As paredes eram escuras, o chão de mármore estava sujo de sangue e na sua frente, só havia o negro. Suas mãos e pernas estavam amarradas com uma corda resistente. Ouviu passos e uma faca escorregando pelas paredes, aquele barulho estava o irritando.
Do escuro, saiu um homem de casaco preto. Não sabia identificar bem quem era. Seu rosto era totalmente coberto pelo capuz.
— Não está me reconhecendo, Jellal? – Perguntou o homem devagar. Seus olhos se arregalaram. Aquele cara estava em todo lugar, já fazia mais de três anos que tinha uma dívida com ele.
— Isso é só um sonho, isso é só um sonho, isso é só um... – Sussurrou várias vezes, mas foi alto o bastante para o outro escutar.
— Não, Jellal. – Pegou a faca que estava na sua mão mais forte e assustadoramente falou: — Isso é o começo do seu... Pesadelo.
E, de repente, mais sangue foi ao chão. O homem de capuz arrancava todos os dedos dos pés do outro até que...
Acordou todo suado e ofegante. Sua respiração e seu coração estavam acelerados. Novamente, aquele sonho/pesadelo aconteceu, estava ficando preocupado com isso. Já havia pedido para Gray, seu amigo, dizer para aquele homem esquecer a dívida, mas não tinha jeito. Se ele não fizesse alguma coisa, eles machucariam seus amigos. Tomou um banho rápido e vestiu a mesma roupa por cima de um casaco.
Eram exatamente duas horas da tarde quando chegou naquele lugar que cheirava a confusão, pessoas pedindo esmola e outras fumando como se a vida tivesse acabado. Passou por aquilo tudo e olhou para aquela casa de cor verde, não tinha coragem de entrar ali. Deu meia volta para voltar ao seu apartamento, mas antes sussurrou:
— Eu sou um fraco!
♥
— Abre a boca!
— Ah não, não vai me obrigar a comer!
Lucy olhava aquela cena triste. Lisanna querendo dar comida ao seu namorado, traduzindo, ao Natsu. Estavam na sala assistindo ao jornal, mas o casal não parava de falar. Erza não estava mais aguentando aquela barulheira toda, porém estava tentando se controlar.

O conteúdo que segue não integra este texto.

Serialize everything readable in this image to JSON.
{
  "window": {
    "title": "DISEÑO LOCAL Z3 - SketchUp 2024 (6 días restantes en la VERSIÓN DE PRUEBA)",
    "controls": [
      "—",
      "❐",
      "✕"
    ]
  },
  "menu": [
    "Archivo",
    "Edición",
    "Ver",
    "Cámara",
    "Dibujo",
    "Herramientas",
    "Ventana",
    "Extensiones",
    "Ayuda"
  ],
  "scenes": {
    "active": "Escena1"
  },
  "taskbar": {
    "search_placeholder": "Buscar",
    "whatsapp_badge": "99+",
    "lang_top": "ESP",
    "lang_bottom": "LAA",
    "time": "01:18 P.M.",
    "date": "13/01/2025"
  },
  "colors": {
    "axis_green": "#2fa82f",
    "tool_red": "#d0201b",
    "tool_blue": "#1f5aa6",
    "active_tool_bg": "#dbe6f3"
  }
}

Finalmente a notícia que queria começou a passar, só que a única coisa que estava entendendo eram os dois idiotas falando na língua de namorados.
— SE OS DOIS NÃO CALAREM A BOCA EU MESMO FAÇO VOCÊS CALAREM!!! – E depois disso, a ruiva pode assistir o noticiário.
Como Lucy não estava interessada no jornal, disse que já ia dormir. Deitou-se em um colchão no chão do quarto de Erza. Naquele momento só conseguia pensar em uma única coisa: Jellal. Aprendera até mesmo o seu nome. Tinha alguma coisa naquele garoto. Olhou para as fotografias que estavam em uma mesa. Passou seus olhos em todas, mas uma lhe chamou mais atenção.

A garota de cabelos azuis contava uma história enquanto os outros ouviam atentamente. Pareciam uma família feliz de crianças, o que ela nunca teve. Além disso, estava começando a ficar com saudades de Wendy, tanta e tantas vezes no dia lembrava-se daquela cena na tempestade. Sentiu seus olhos começarem a arder, queria chorar. Quando, pela fresta da porta, viu Natsu e Lisanna passando pelo corredor se beijando, não se aguentou e se derramou em lágrimas.